Despite this winter's tighter cattle supply, Mintert does not expect marketings to drop as much as the on-feed inventory suggests. Cattle feeders, he said, are likely to sell their inventories more quickly than they did last winter.
"For example, during November, marketings as a percentage of the on-feed inventory rose 6 percent above last year's level. As a result, average daily marketings during November were actually 1 percent larger than last year. So, look for marketings to drop below the prior year this winter, but the percentage declines will be much smaller than the declines in cattle on feed," he said.
|Meat Supplies Set Record in 2002
Supplies Should Decline In 2003
MANHATTAN, Kan. - Meat is still the main entree on U.S. consumers' tables, it appears.
"U.S. consumers ate more meat in 2002 than at any time in history," said Kansas State University (K-State) agricultural economist James Mintert. "Total per capita meat consumption of all red meat and poultry by U.S. consumers is expected to approach 219 pounds [retail weight] during 2002, which is a new record."

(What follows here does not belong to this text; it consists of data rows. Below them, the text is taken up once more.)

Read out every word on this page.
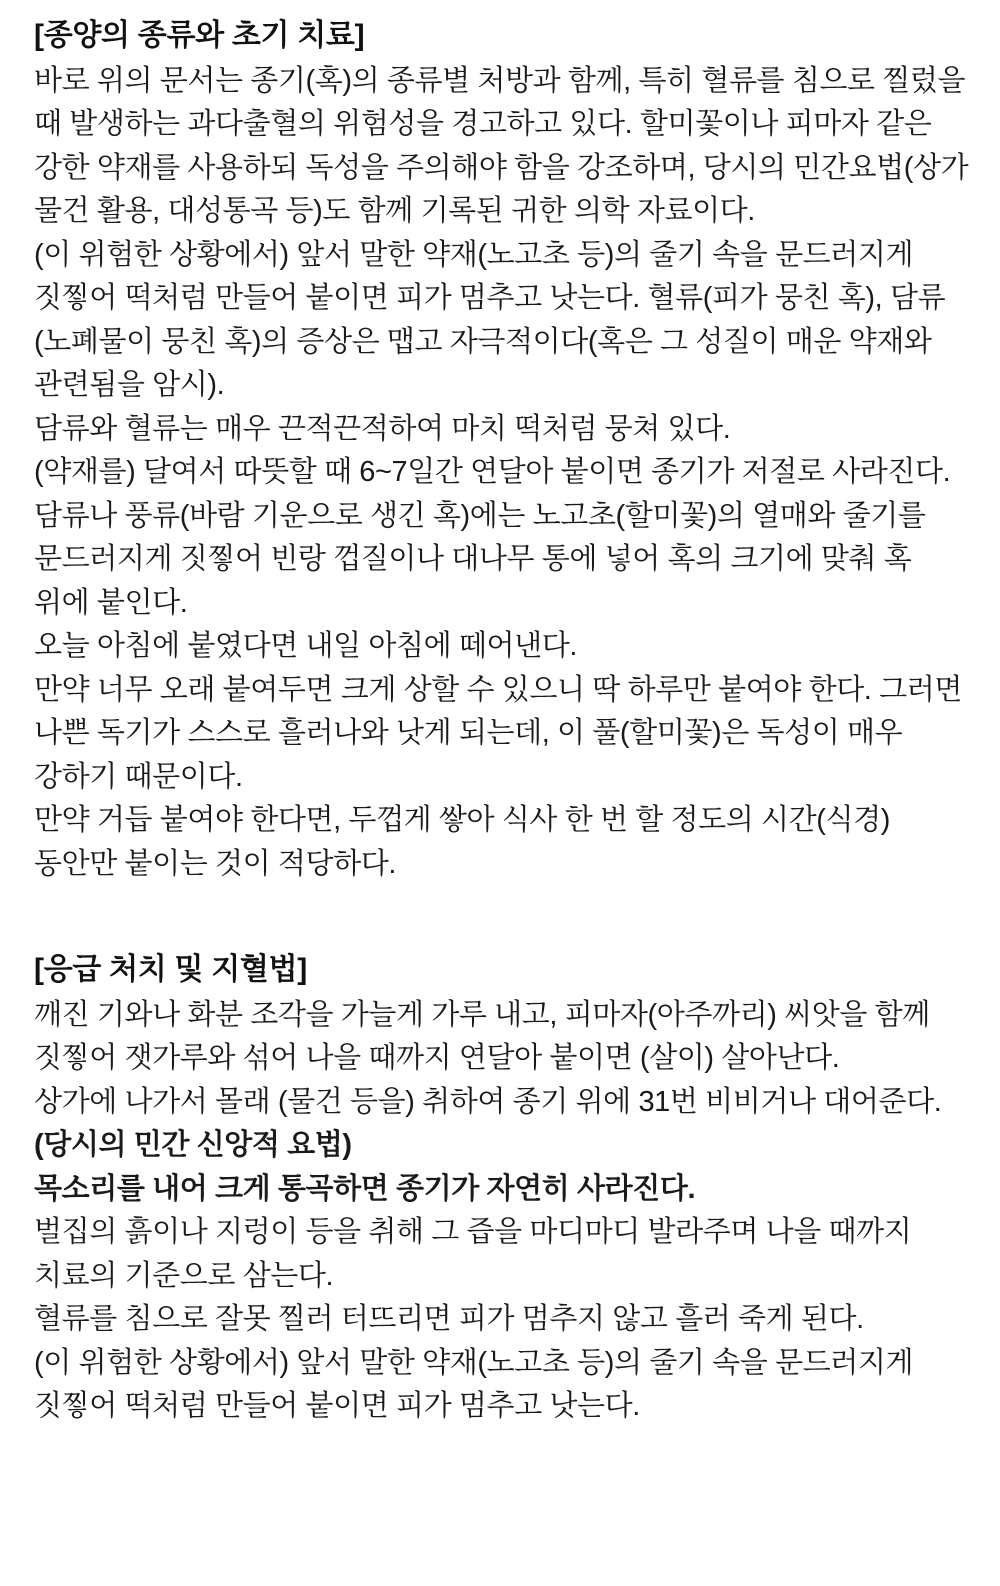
[종양의 종류와 초기 치료]

바로 위의 문서는 종기(혹)의 종류별 처방과 함께, 특히 혈류를 침으로 찔렀을 때 발생하는 과다출혈의 위험성을 경고하고 있다. 할미꽃이나 피마자 같은 강한 약재를 사용하되 독성을 주의해야 함을 강조하며, 당시의 민간요법(상가 물건 활용, 대성통곡 등)도 함께 기록된 귀한 의학 자료이다.

(이 위험한 상황에서) 앞서 말한 약재(노고초 등)의 줄기 속을 문드러지게 짓찧어 떡처럼 만들어 붙이면 피가 멈추고 낫는다. 혈류(피가 뭉친 혹), 담류(노폐물이 뭉친 혹)의 증상은 맵고 자극적이다(혹은 그 성질이 매운 약재와 관련됨을 암시).

담류와 혈류는 매우 끈적끈적하여 마치 떡처럼 뭉쳐 있다.

(약재를) 달여서 따뜻할 때 6~7일간 연달아 붙이면 종기가 저절로 사라진다.

담류나 풍류(바람 기운으로 생긴 혹)에는 노고초(할미꽃)의 열매와 줄기를 문드러지게 짓찧어 빈랑 껍질이나 대나무 통에 넣어 혹의 크기에 맞춰 혹 위에 붙인다.

오늘 아침에 붙였다면 내일 아침에 떼어낸다.

만약 너무 오래 붙여두면 크게 상할 수 있으니 딱 하루만 붙여야 한다. 그러면 나쁜 독기가 스스로 흘러나와 낫게 되는데, 이 풀(할미꽃)은 독성이 매우 강하기 때문이다.

만약 거듭 붙여야 한다면, 두껍게 쌓아 식사 한 번 할 정도의 시간(식경) 동안만 붙이는 것이 적당하다.

[응급 처치 및 지혈법]

깨진 기와나 화분 조각을 가늘게 가루 내고, 피마자(아주까리) 씨앗을 함께 짓찧어 잿가루와 섞어 나을 때까지 연달아 붙이면 (살이) 살아난다.

상가에 나가서 몰래 (물건 등을) 취하여 종기 위에 31번 비비거나 대어준다.

(당시의 민간 신앙적 요법)

목소리를 내어 크게 통곡하면 종기가 자연히 사라진다.

벌집의 흙이나 지렁이 등을 취해 그 즙을 마디마디 발라주며 나을 때까지 치료의 기준으로 삼는다.

혈류를 침으로 잘못 찔러 터뜨리면 피가 멈추지 않고 흘러 죽게 된다.

(이 위험한 상황에서) 앞서 말한 약재(노고초 등)의 줄기 속을 문드러지게 짓찧어 떡처럼 만들어 붙이면 피가 멈추고 낫는다.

The figure is in sharp contrast with 1960, when total meat consumption averaged 166 pounds per person and 1980 when per capita consumption reached 195 pounds. In 1990, consumption hit 199 pounds.
"So, during 2002, Americans consumed about 32 percent more meat than in 1960, 12 percent more than in 1980, and 10 percent more than in 1990," said Mintert, who is the livestock marketing specialist with K-State Research and Extension.
The larger consumption was far from evenly distributed among all livestock industry sectors, however.
"Virtually all of the growth in meat consumption over the last four decades has been in poultry," Mintert said.
Chicken [broiler] consumption on a retail-weight basis shot up to about 80 pounds in 2002, a 240-percent increase since 1960 when consumption was 23.5 pounds per capita. In contrast, U.S. beef consumption changed little over the same time period, rising just 6 percent and pork consumption fell 14 percent.
The increase in meat consumption during 2002 was not good news for U.S. livestock producers. Record consumption occurred because domestic meat supplies were record large. And the surprisingly large increase in meat supplies helped drive livestock prices lower in 2002, resulting in big financial losses for cattle feeders and hog producers, the economist said. During that period, U.S. consumers' per capita meat consumption rose about 2.5 percent over 2001 levels.
The increase in total meat consumption stemmed from increases in beef, pork and chicken consumption of 1.9, 1.6 and 4.5 percent, respectively, compared to 2001.
Tighter supplies of U.S. livestock in 2003 should support livestock
and poultry prices.
"U.S. beef supplies [net of imports and exports] in 2003 are expected to decline about 2 percent compared to 2002, which should drop domestic beef consumption back to about the same level as 2001," the economist said.
Pork supplies are also expected to dip below 2002 levels possibly by as much as 2 percent, he added.
"Finally, U.S. consumers are not expected to see as much chicken in the meat case as they did in 2002, as chicken producers start to reduce production," Mintert said. "Moreover, chicken exports could also improve, although they are not likely to rebound back to levels seen before Russia initially banned U.S. chicken imports. The bottom line is that domestic chicken consumption could actually fall about 1 percent below 2002's, which would mark just the third time in the last two decades that U.S. chicken consumption fell below the prior year."